1. make starter - approx 1.5 L. I don't have a stir plate, so i use a 2L juice bottle covered with cling wrap and shake every time I walk past it.

It would probably be better to pour the contents roughly into another bottle about half a dozen times if you could be bothered. Also, a fibrous plug in the neck rather than the cling wrap would allow the starter to absorb more oxygen when it is not being agitated. Yes, this increases the risk of picking up a bug, but it's hardly as if anyone, stir-platers included, is talking about micro-filtered air in the first place.

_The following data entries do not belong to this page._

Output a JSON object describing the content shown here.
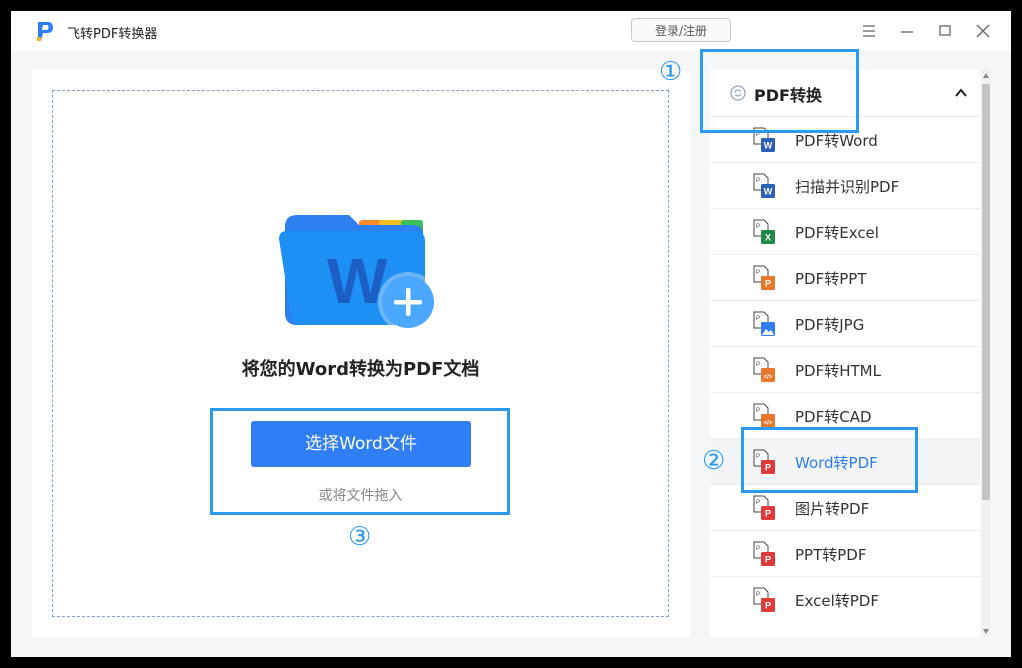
{
  "titlebar": {
    "app_name": "飞转PDF转换器",
    "login_label": "登录/注册",
    "controls": [
      "menu-icon",
      "minimize-icon",
      "maximize-icon",
      "close-icon"
    ]
  },
  "drop_zone": {
    "title": "将您的Word转换为PDF文档",
    "select_button": "选择Word文件",
    "drag_hint": "或将文件拖入",
    "folder_letter": "W"
  },
  "sidebar": {
    "section_title": "PDF转换",
    "items": [
      {
        "label": "PDF转Word",
        "icon": "word-file-icon",
        "badge": "W",
        "color": "#2b5fb8"
      },
      {
        "label": "扫描并识别PDF",
        "icon": "scan-ocr-icon",
        "badge": "W",
        "color": "#2b5fb8"
      },
      {
        "label": "PDF转Excel",
        "icon": "excel-file-icon",
        "badge": "X",
        "color": "#1f8a45"
      },
      {
        "label": "PDF转PPT",
        "icon": "ppt-file-icon",
        "badge": "P",
        "color": "#e8782b"
      },
      {
        "label": "PDF转JPG",
        "icon": "image-file-icon",
        "badge": "",
        "color": "#2f7ef5"
      },
      {
        "label": "PDF转HTML",
        "icon": "html-file-icon",
        "badge": "</>",
        "color": "#e8782b"
      },
      {
        "label": "PDF转CAD",
        "icon": "cad-file-icon",
        "badge": "</>",
        "color": "#e8782b"
      },
      {
        "label": "Word转PDF",
        "icon": "pdf-file-icon",
        "badge": "P",
        "color": "#e03a3a"
      },
      {
        "label": "图片转PDF",
        "icon": "pdf-file-icon",
        "badge": "P",
        "color": "#e03a3a"
      },
      {
        "label": "PPT转PDF",
        "icon": "pdf-file-icon",
        "badge": "P",
        "color": "#e03a3a"
      },
      {
        "label": "Excel转PDF",
        "icon": "pdf-file-icon",
        "badge": "P",
        "color": "#e03a3a"
      }
    ],
    "active_index": 7
  },
  "annotations": {
    "one": "①",
    "two": "②",
    "three": "③"
  },
  "colors": {
    "accent": "#2f7ef5",
    "annotation": "#2b9af3"
  }
}
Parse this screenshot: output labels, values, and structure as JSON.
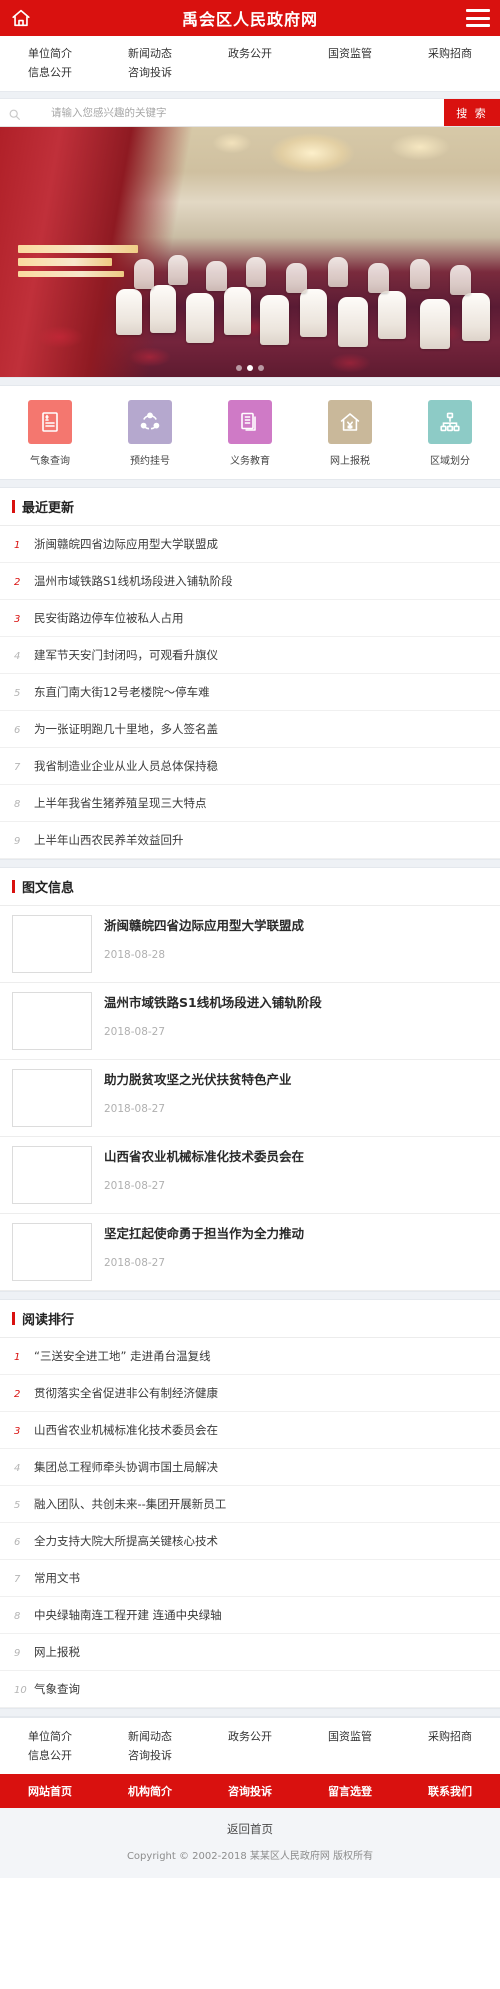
{
  "header": {
    "title": "禹会区人民政府网",
    "home_icon": "home-icon",
    "menu_icon": "hamburger-menu-icon",
    "brand_color": "#d9110f"
  },
  "topnav": {
    "items": [
      {
        "label": "单位简介"
      },
      {
        "label": "新闻动态"
      },
      {
        "label": "政务公开"
      },
      {
        "label": "国资监管"
      },
      {
        "label": "采购招商"
      },
      {
        "label": "信息公开"
      },
      {
        "label": "咨询投诉"
      }
    ]
  },
  "search": {
    "placeholder": "请输入您感兴趣的关键字",
    "value": "",
    "button_label": "搜 索",
    "icon": "search-icon"
  },
  "banner": {
    "slide_count": 3,
    "active_index": 1,
    "alt": "会议大厅宣传图"
  },
  "quicklinks": [
    {
      "label": "气象查询",
      "icon": "weather-report-icon",
      "color": "#f4776f"
    },
    {
      "label": "预约挂号",
      "icon": "appointment-registration-icon",
      "color": "#b5a8ce"
    },
    {
      "label": "义务教育",
      "icon": "documents-icon",
      "color": "#cf7ac6"
    },
    {
      "label": "网上报税",
      "icon": "tax-house-icon",
      "color": "#c9b89a"
    },
    {
      "label": "区域划分",
      "icon": "sitemap-icon",
      "color": "#8dcbc6"
    }
  ],
  "recent_updates": {
    "title": "最近更新",
    "items": [
      {
        "rank": "1",
        "title": "浙闽赣皖四省边际应用型大学联盟成"
      },
      {
        "rank": "2",
        "title": "温州市域铁路S1线机场段进入铺轨阶段"
      },
      {
        "rank": "3",
        "title": "民安街路边停车位被私人占用"
      },
      {
        "rank": "4",
        "title": "建军节天安门封闭吗，可观看升旗仪"
      },
      {
        "rank": "5",
        "title": "东直门南大街12号老楼院～停车难"
      },
      {
        "rank": "6",
        "title": "为一张证明跑几十里地，多人签名盖"
      },
      {
        "rank": "7",
        "title": "我省制造业企业从业人员总体保持稳"
      },
      {
        "rank": "8",
        "title": "上半年我省生猪养殖呈现三大特点"
      },
      {
        "rank": "9",
        "title": "上半年山西农民养羊效益回升"
      }
    ]
  },
  "pic_news": {
    "title": "图文信息",
    "items": [
      {
        "title": "浙闽赣皖四省边际应用型大学联盟成",
        "date": "2018-08-28",
        "thumb": "t1"
      },
      {
        "title": "温州市域铁路S1线机场段进入铺轨阶段",
        "date": "2018-08-27",
        "thumb": "t2"
      },
      {
        "title": "助力脱贫攻坚之光伏扶贫特色产业",
        "date": "2018-08-27",
        "thumb": "t3"
      },
      {
        "title": "山西省农业机械标准化技术委员会在",
        "date": "2018-08-27",
        "thumb": "t4"
      },
      {
        "title": "坚定扛起使命勇于担当作为全力推动",
        "date": "2018-08-27",
        "thumb": "t5"
      }
    ]
  },
  "reading_rank": {
    "title": "阅读排行",
    "items": [
      {
        "rank": "1",
        "title": "“三送安全进工地” 走进甬台温复线"
      },
      {
        "rank": "2",
        "title": "贯彻落实全省促进非公有制经济健康"
      },
      {
        "rank": "3",
        "title": "山西省农业机械标准化技术委员会在"
      },
      {
        "rank": "4",
        "title": "集团总工程师牵头协调市国土局解决"
      },
      {
        "rank": "5",
        "title": "融入团队、共创未来--集团开展新员工"
      },
      {
        "rank": "6",
        "title": "全力支持大院大所提高关键核心技术"
      },
      {
        "rank": "7",
        "title": "常用文书"
      },
      {
        "rank": "8",
        "title": "中央绿轴南连工程开建 连通中央绿轴"
      },
      {
        "rank": "9",
        "title": "网上报税"
      },
      {
        "rank": "10",
        "title": "气象查询"
      }
    ]
  },
  "footer_nav": {
    "items": [
      {
        "label": "单位简介"
      },
      {
        "label": "新闻动态"
      },
      {
        "label": "政务公开"
      },
      {
        "label": "国资监管"
      },
      {
        "label": "采购招商"
      },
      {
        "label": "信息公开"
      },
      {
        "label": "咨询投诉"
      }
    ]
  },
  "footer_red": {
    "items": [
      {
        "label": "网站首页"
      },
      {
        "label": "机构简介"
      },
      {
        "label": "咨询投诉"
      },
      {
        "label": "留言选登"
      },
      {
        "label": "联系我们"
      }
    ]
  },
  "footer_bottom": {
    "back_home": "返回首页",
    "copyright": "Copyright © 2002-2018 某某区人民政府网 版权所有"
  }
}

One idea I have been toying with is to try and adapt a garden sprayer for starter growing duty, thanks to the ability to pump it up with pressurised air. The main problem of course is how to vent off the CO2 and trade it for O2. The safety relief valve will presumably stop the container from blowing up but it won't stop the CO2 pressure from impeding growth, so the sprayer would somehow or other need to be vented periodically. I guess the sequence would be vent CO2, pump air, shake, wait for O2 to be consumed (how long?), then vent again. This process is crying out for an automated approach, but then you might as well buy an industrial incubator!
 
I think this was one of the orignal articles outlining the process. in the experiemnt they do a 360 HL batch with 15ML of Olive oil, if i'm not mistaken that'd mean around 0.01ml for a regular 22L batch.

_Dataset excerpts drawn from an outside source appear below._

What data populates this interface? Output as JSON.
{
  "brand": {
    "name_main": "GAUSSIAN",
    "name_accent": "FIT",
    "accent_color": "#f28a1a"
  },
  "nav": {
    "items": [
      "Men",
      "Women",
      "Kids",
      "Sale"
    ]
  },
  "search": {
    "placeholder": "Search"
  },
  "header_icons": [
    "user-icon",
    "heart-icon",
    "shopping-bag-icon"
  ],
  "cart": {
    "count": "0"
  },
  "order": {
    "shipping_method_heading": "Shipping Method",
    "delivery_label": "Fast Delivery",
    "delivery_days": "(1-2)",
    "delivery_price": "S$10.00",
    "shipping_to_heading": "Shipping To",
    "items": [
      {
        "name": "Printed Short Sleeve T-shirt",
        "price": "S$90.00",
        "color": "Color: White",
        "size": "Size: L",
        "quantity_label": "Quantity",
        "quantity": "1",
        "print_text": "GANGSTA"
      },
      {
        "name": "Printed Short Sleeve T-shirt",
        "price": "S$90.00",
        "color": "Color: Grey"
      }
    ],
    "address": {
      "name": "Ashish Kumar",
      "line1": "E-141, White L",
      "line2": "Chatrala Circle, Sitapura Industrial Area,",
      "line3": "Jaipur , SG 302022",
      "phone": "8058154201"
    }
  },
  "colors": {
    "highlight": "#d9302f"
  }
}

Someone please correct my math!
If you look at the original thesis, they state that they did several tests, ranging from 1 ml of oil per 67 Billion yeast cells to 1 ml of oil per 25 billion yeast cells. A smack pack is 100 billion yeast cells, so this implies about 1.5 to 4 ml of oil would be added for one smack pack. I think packs of dry yeast are a similar size, so this is still OK. Therefore Chappo appears to be spot on with 3 ml. They also added oil to starter 5 hours before pitching.